When you gotta go … you can’t go here
When you’ve got to go, you’ve got to go. It’s the law of nature, right? Just physiological fact, the way of the renal system, yes?
If you are lucky — and not at home, work or woods — you are in the right place at the right time when nature calls.
If you are unlucky, you are Mark Jackson.
Jackson is 49 and, like most adults, has never had a problem like this.
But he had a big problem on the night of Feb. 5, a Tuesday, when he had to go RIGHT NOW and was denied access to the bathroom inside the 24-hour Circle K at Central and Wyoming NE.
That led him to — how to put this delicately? — make do with a mop bucket discreetly set off in a corner of the store. That led the clerks to call 911. More troubling than the misuse of a mop bucket, however urgently required, is the reason Jackson said the clerks denied him entrance to the store’s public bathroom.
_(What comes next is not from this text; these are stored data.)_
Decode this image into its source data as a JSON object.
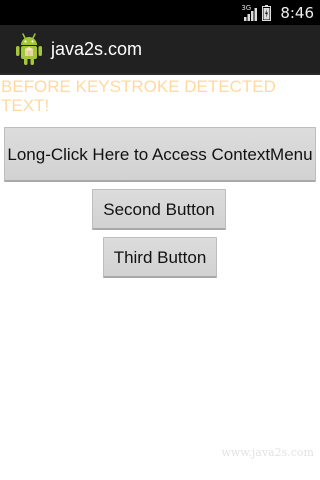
{
  "status_bar": {
    "network_type": "3G",
    "time": "8:46",
    "icons": [
      "signal-icon",
      "battery-icon"
    ]
  },
  "action_bar": {
    "icon": "android-app-icon",
    "title": "java2s.com"
  },
  "main": {
    "status_text": "BEFORE KEYSTROKE DETECTED TEXT!",
    "status_text_color": "#ffd9a0",
    "buttons": [
      {
        "label": "Long-Click Here to Access ContextMenu"
      },
      {
        "label": "Second Button"
      },
      {
        "label": "Third Button"
      }
    ]
  },
  "watermark": "www.java2s.com",
  "colors": {
    "status_bar_bg": "#000000",
    "action_bar_bg": "#212121",
    "button_bg": "#d6d6d6",
    "android_green": "#a4c639"
  }
}
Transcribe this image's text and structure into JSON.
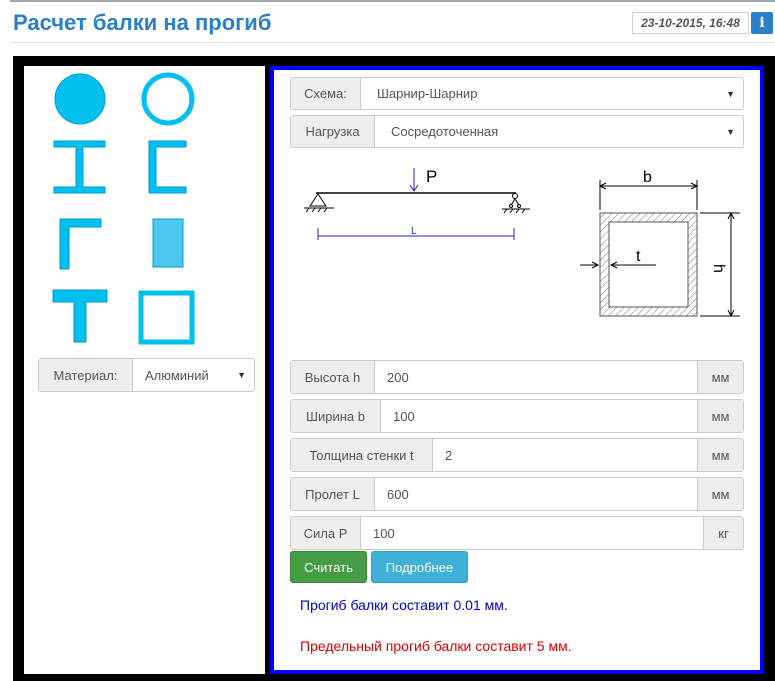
{
  "header": {
    "title": "Расчет балки на прогиб",
    "date": "23-10-2015, 16:48",
    "info_icon": "i"
  },
  "profiles": [
    {
      "name": "round-bar"
    },
    {
      "name": "round-tube"
    },
    {
      "name": "i-beam"
    },
    {
      "name": "channel"
    },
    {
      "name": "angle"
    },
    {
      "name": "rectangular-bar"
    },
    {
      "name": "t-beam"
    },
    {
      "name": "square-tube"
    }
  ],
  "colors": {
    "profile": "#00c0f0",
    "frame": "#000000",
    "panel_border": "#0000ff"
  },
  "material": {
    "label": "Материал:",
    "value": "Алюминий"
  },
  "scheme": {
    "label": "Схема:",
    "value": "Шарнир-Шарнир"
  },
  "load": {
    "label": "Нагрузка",
    "value": "Сосредоточенная"
  },
  "diagram": {
    "force_label": "P",
    "span_label": "L",
    "width_label": "b",
    "height_label": "h",
    "thickness_label": "t"
  },
  "fields": {
    "height": {
      "label": "Высота h",
      "value": "200",
      "unit": "мм"
    },
    "width": {
      "label": "Ширина b",
      "value": "100",
      "unit": "мм"
    },
    "thickness": {
      "label": "Толщина стенки t",
      "value": "2",
      "unit": "мм"
    },
    "span": {
      "label": "Пролет L",
      "value": "600",
      "unit": "мм"
    },
    "force": {
      "label": "Сила P",
      "value": "100",
      "unit": "кг"
    }
  },
  "buttons": {
    "calculate": "Считать",
    "details": "Подробнее"
  },
  "results": {
    "deflection": "Прогиб балки составит 0.01 мм.",
    "limit": "Предельный прогиб балки составит 5 мм."
  }
}
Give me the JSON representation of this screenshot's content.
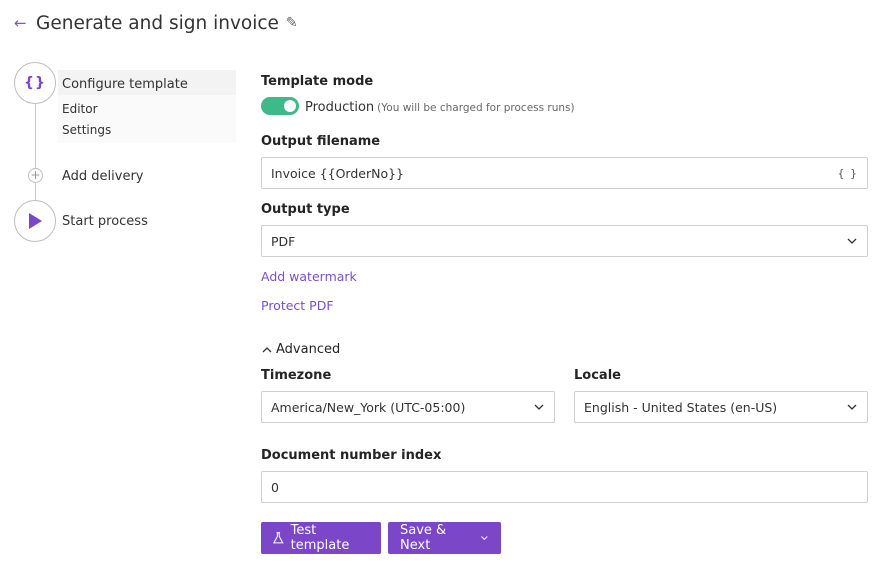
{
  "header": {
    "back_icon": "arrow-left-icon",
    "title": "Generate and sign invoice",
    "edit_icon": "pencil-icon"
  },
  "stepper": {
    "steps": [
      {
        "label": "Configure template",
        "icon": "curly-braces-icon",
        "active": true,
        "substeps": [
          "Editor",
          "Settings"
        ]
      },
      {
        "label": "Add delivery",
        "icon": "plus-icon"
      },
      {
        "label": "Start process",
        "icon": "play-icon"
      }
    ]
  },
  "form": {
    "template_mode": {
      "label": "Template mode",
      "toggle_on": true,
      "value": "Production",
      "hint": "(You will be charged for process runs)"
    },
    "output_filename": {
      "label": "Output filename",
      "value": "Invoice {{OrderNo}}",
      "icon": "curly-braces-icon"
    },
    "output_type": {
      "label": "Output type",
      "value": "PDF"
    },
    "links": {
      "add_watermark": "Add watermark",
      "protect_pdf": "Protect PDF"
    },
    "advanced": {
      "label": "Advanced",
      "expanded": true
    },
    "timezone": {
      "label": "Timezone",
      "value": "America/New_York (UTC-05:00)"
    },
    "locale": {
      "label": "Locale",
      "value": "English - United States (en-US)"
    },
    "document_number_index": {
      "label": "Document number index",
      "value": "0"
    }
  },
  "actions": {
    "test_template": "Test template",
    "save_next": "Save & Next"
  },
  "colors": {
    "accent": "#7b46c8",
    "toggle_on": "#3fb88a",
    "link": "#7a4fc9"
  }
}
“They told me I was big, black and intimidating,” he said.
And yes, Jackson is big. He’s 6-foot-4 with an athletic build. He
is also black.
But intimidating? That’s in the eye of the beholder.
Lou Valdes, vice president for operations for Circle K’s Southwestern region and spokesman for those beholders, declined comment beyond saying the incident is under review.
So behold this: Jackson has devoted much of his life to teaching school-age children how to be more confident and caring. For years, he ran a basketball camp for disadvantaged youths. He is the creator of the Way of the Snail, a program that seeks to empower children and teach them skills to resolve conflicts and insulate themselves from bullying, slowly, patiently, like a snail. He and his program were featured in a Journal article published in June 2011.
But on Feb. 5, none of his conflict resolution skills worked with the two clerks on duty.
“I’m good with most of the clerks there, but these guys must have been new,” he said. “I’m pretty much known in those establishments around there as always being cheery, joking around.”
Jackson said that night he was dressed in a yellow T-shirt and blue sweatpants, his workout clothes from the gym, where he had gone that night. He had also stopped by a friend’s house, he said.
Jackson was on his way home when he needed to use the bathroom. He decided to stop at the Circle K, which is also connected to a 24-hour McDonald’s, to purchase a Journal and use the bathroom, a facility he had used many times before.
It was just after 10:30 p.m., according to Albuquerque police records.
Jackson said he asked the clerks to unlock the bathroom door, which requires a clerk to press a button behind the counter. The clerks refused, saying it was their policy not to allow patrons to use the bathrooms at that hour of the night.
Signs on the bathroom doors say that the facilities are for customers and that a receipt is required as proof. No sign indicates the bathrooms are closed to the public at night, and no one at Circle K would confirm that policy.
“I told them, ‘Look, I have diabetes, and sometimes that means when I have to go to the bathroom, I have to go quick,’ ” he said. “That’s when they told me I was too big and black, as if I was some sort of monster.”
Jackson said he was left with choosing either to urinate outside, on himself or in the mop bucket next to the employees’ back room. It was, he said, an emergency.
It was also emergency enough, apparently, for one of the clerks to call 911.
Police records show an officer arrived seven minutes after the call was dispatched, spoke to all parties and left without making an arrest or issuing a citation.
“The officer made a discretionary call to simply have him (Jackson) leave the property after purchasing his newspaper,” Albuquerque police spokeswoman Tasia Martinez said.
To be fair, the Circle K at Central and Wyoming is in a location that has had its share of crime, drunks, prostitutes and problem patrons, especially at night.
But Circle K’s restroom restriction is flush with building code violations and, one can argue, the code of humanity. The American Restroom Association — yes, there is such a thing — says that most municipalities, including Albuquerque, adhere to the 2009 International Building Code, which requires public toilet facilities to be available at all times during business hours, except for periodic cleaning.
“After all the code speak, everyone associated with the activities of the building are to have access to toilet facilities,” Albuquerque Chief Building Official Land Clark said.
Violators are issued notices of correction; if the violation continues, the city’s Building and Safety Division issues a citation and would take “any legal action at our disposal,” Clark said.
Jackson says Circle K has some explaining to do — and an apology to make.
“I teach children to stand up for themselves, and so now I am standing up for me,” he said. “What happened to me was embarrassing, humiliating, discriminatory and wrong. It’s 2013. We shouldn’t have to do this anymore.”